"İnsan özgür olmadıkça mutlu olamaz" (Dante)

27 Nisan 2015 Pazartesi

Dostluk



Dostluk kutsaldır. 
Dili, dini, milleti ne olursa olsun, kişinin tereddüt etmeden canını, malını ve sevdiklerini emanet edebileceği bir dostu olmalı. "Bir dostu" dedim çünkü "dost" kavramı çok farklıdır. Herkesle arkadaşlık yapabilirsiniz ama herkesle dost olamazsınız. Zaten insanın dostunun sayısı da bir elin parmaklarını geçmez, geçmemeli. 

Okul yıllarımdan bu yana yüzlerce arkadaşım olmuştur. Hepsiyle de gayet samimi diyaloglara girmişizdir. Kimi not arkadaşlığı, kimi boş vakit doldurmak için kurulmuş arkadaşlıklardı. Notlarımı paylaştım, kimseden saklamadım. Boş vakitlerimi de kimseden esirgemedim. Fakat okul dönemi bitince geriye yalnızca 11 sağlam dostum kaldı. Düşünün 32 yaşıma yaklaşıyorum ve 11 sağlam dost edinebilmişim. Buna iş hayatından edindiğim 11 kişiyi de eklersek 22 eder :) Şükür... Dost diyebileceğim 22 insan var ömrümde. 

Dostluklar kolay kurulmaz fakat kolay yıkılır. Güvensizlik, uyanıklık ve ihmal... Bir dostluğu zayıflatıp bitirebilecek 3 etkendir. İlk etken; güveninizi sarsan birini dostunuz olarak göremezsiniz veya birinin size olan güvenini sarsmışsanız artık ağzınızla kuş tutsanız o kişi gözünde dost mertebesine erişemezsiniz. İkinci etken; uyanıklık hangi tarafta olursa olsun dostluğu zedeler. Dostlarınıza karşı asla uyanıklık yapmayın. Gerekirse dost için zarara girin ama ASLA uyanıklık yapmayın. Gireceğiniz zarar dostluğunuzu kuvvetlendirebilecekken yapacağınız en ufak bir uyanıklık dostluğunuzu temelden sarsabilir. Üçüncü etken; İhmal... Gözden ırak olan gönülden de ırak olur, derler. Çok doğru bir sözdür. Birbirini aramayan, sormayan dostlar arasına soğukluk girer. Aradaki muhabbet bağı soğudukça samimiyet azalır. Yavaş yavaş yabancılaşmalar başlar. Bu yüzden arayalım ki aranalım. 

Çoğunuzun aklına gelecektir: "Dostluk o kadar basit mi ki ufak bir güvensizlikte, ufak bir uyanıklıkta veya ufak bir ihmalde hemen bozuluversin?" diye. Dostluk kavram olarak basit değildir elbette.

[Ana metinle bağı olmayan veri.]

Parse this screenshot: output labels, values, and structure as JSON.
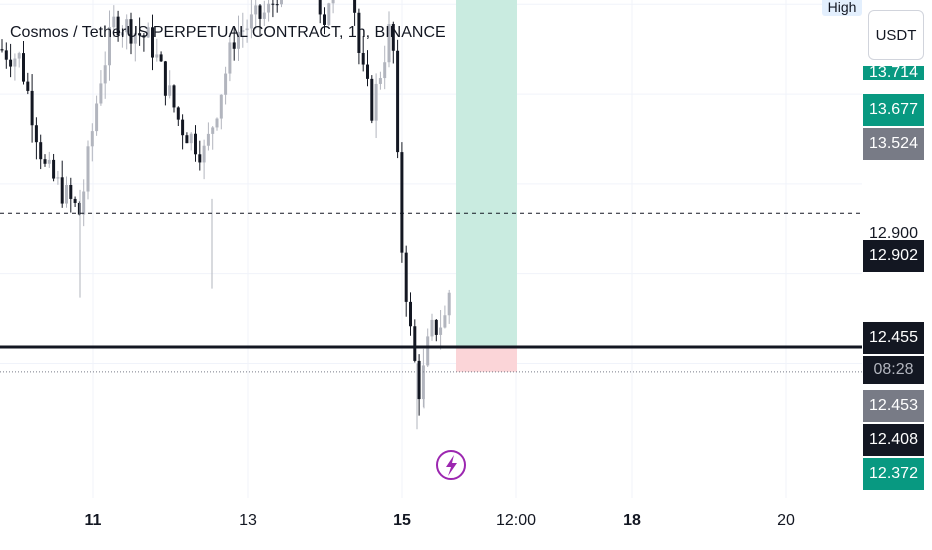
{
  "title": "Cosmos / TetherUS PERPETUAL CONTRACT, 1h, BINANCE",
  "top_tag": "High",
  "currency": "USDT",
  "price_labels": [
    {
      "text": "13.714",
      "bg": "#089981",
      "fg": "#ffffff"
    },
    {
      "text": "13.677",
      "bg": "#089981",
      "fg": "#ffffff"
    },
    {
      "text": "13.524",
      "bg": "#787b86",
      "fg": "#ffffff"
    },
    {
      "text": "12.900",
      "bg": "#ffffff",
      "fg": "#131722"
    },
    {
      "text": "12.902",
      "bg": "#131722",
      "fg": "#ffffff"
    },
    {
      "text": "12.455",
      "bg": "#131722",
      "fg": "#ffffff"
    },
    {
      "text": "08:28",
      "bg": "#131722",
      "fg": "#b2b5be"
    },
    {
      "text": "12.453",
      "bg": "#787b86",
      "fg": "#ffffff"
    },
    {
      "text": "12.408",
      "bg": "#131722",
      "fg": "#ffffff"
    },
    {
      "text": "12.372",
      "bg": "#089981",
      "fg": "#ffffff"
    }
  ],
  "x_labels": [
    {
      "text": "11",
      "bold": true
    },
    {
      "text": "13",
      "bold": false
    },
    {
      "text": "15",
      "bold": true
    },
    {
      "text": "12:00",
      "bold": false
    },
    {
      "text": "18",
      "bold": true
    },
    {
      "text": "20",
      "bold": false
    }
  ],
  "chart_data": {
    "type": "candlestick",
    "symbol": "Cosmos / TetherUS PERPETUAL CONTRACT",
    "interval": "1h",
    "exchange": "BINANCE",
    "quote_currency": "USDT",
    "x_axis_ticks": [
      "11",
      "13",
      "15",
      "12:00",
      "18",
      "20"
    ],
    "horizontal_lines": [
      {
        "price": 13.677,
        "style": "solid",
        "color": "#089981"
      },
      {
        "price": 12.902,
        "style": "dashed",
        "color": "#131722"
      },
      {
        "price": 12.455,
        "style": "solid-thick",
        "color": "#131722"
      },
      {
        "price": 12.372,
        "style": "dotted",
        "color": "#787b86"
      }
    ],
    "position_tool": {
      "entry": 12.455,
      "take_profit": 13.714,
      "stop_loss": 12.372
    },
    "last_price": 12.455,
    "countdown": "08:28",
    "colors": {
      "up": "#b2b5be",
      "down": "#131722",
      "profit_zone": "#c9ebe0",
      "loss_zone": "#fbd5d8",
      "accent": "#089981"
    }
  }
}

Ancak burada işin içine etten kemikten yapılmış insanlar giriyor. Türlü türlü huyları olan insanlar var. O yüzden (kendimiz de dahil olmak üzere) dostlar birbirinden beklentilerini yüksek tutmamalıdır. Beklenti ne kadar yüksek olursa hayal kırıklıkları da o kadar çok olur. Karşımızdakinin de bizim gibi biri olduğunu unutmadan, muhabbet bağını koparmadan güzel dostluklar kurmaya ve bu dostlukları bakîleştirmeye çalışmalıyız. Az olsun öz olsun. Varsın tek tük dostumuz olsun. Yeter ki sağlam olsun.